Diverso tempo fa dopo una notte di pioggia torrenziale feci un incubo bruttissimo, in cui c’era stata un alluvione tipo il ‘66 ma la gente non si voleva punto bene, e non c’erano gli angeli del fango. Quindi scrissi un racconto immaginando la rottura della comunità, alcuna solidarietà, una tragedia senza retorica.
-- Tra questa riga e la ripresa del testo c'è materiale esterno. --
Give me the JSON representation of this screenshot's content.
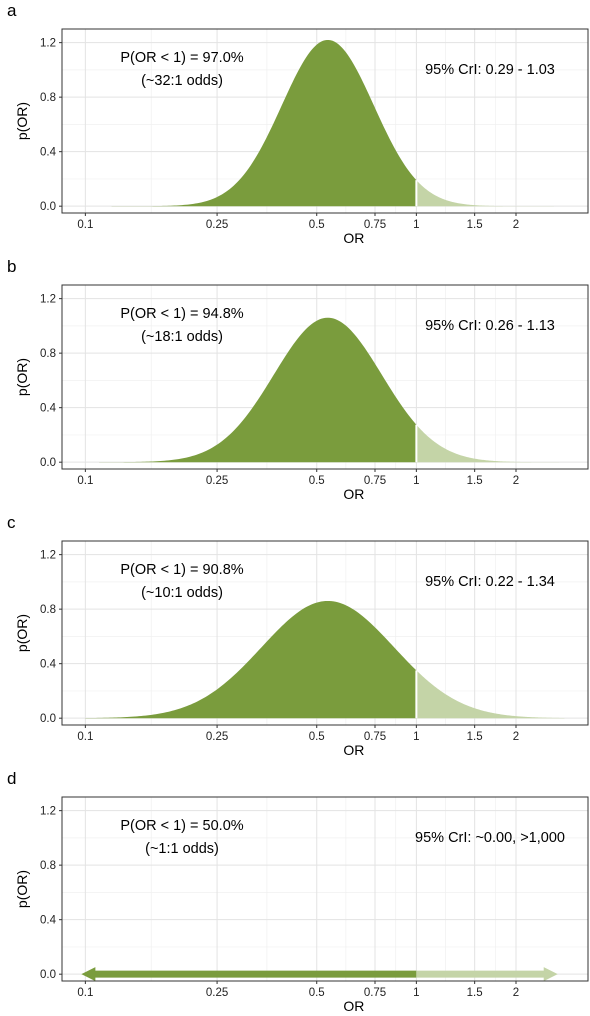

Il racconto si chiama “I demoni del fango” ed è stato selezionato da Lungarno: è pubblicato – assieme ai testi di altri autori – da Edizioni Clichy in formato giornalone (collana ro.ro.ro).

Costa solo un euro.

Una nota: il racconto originale, quando l’ho concepito e scritto, era lungo il doppio: non ho tagliato scene o decapitato la struttura, ma con l’aiuto di Salvatore Cherchi (un amico, ma anche un editor incredibile) l’ho asciugato. A furia di limare e levare (per esigenze editoriali, per rispettare le regole del concorso: recentemente ho tendenze minimaliste, ma mai violente) il racconto è uscito così. Pulito, ai limiti del disadorno, essenziale. Non saprei dire se infine sia migliorato o no, so che è stato un bellissimo esercizio.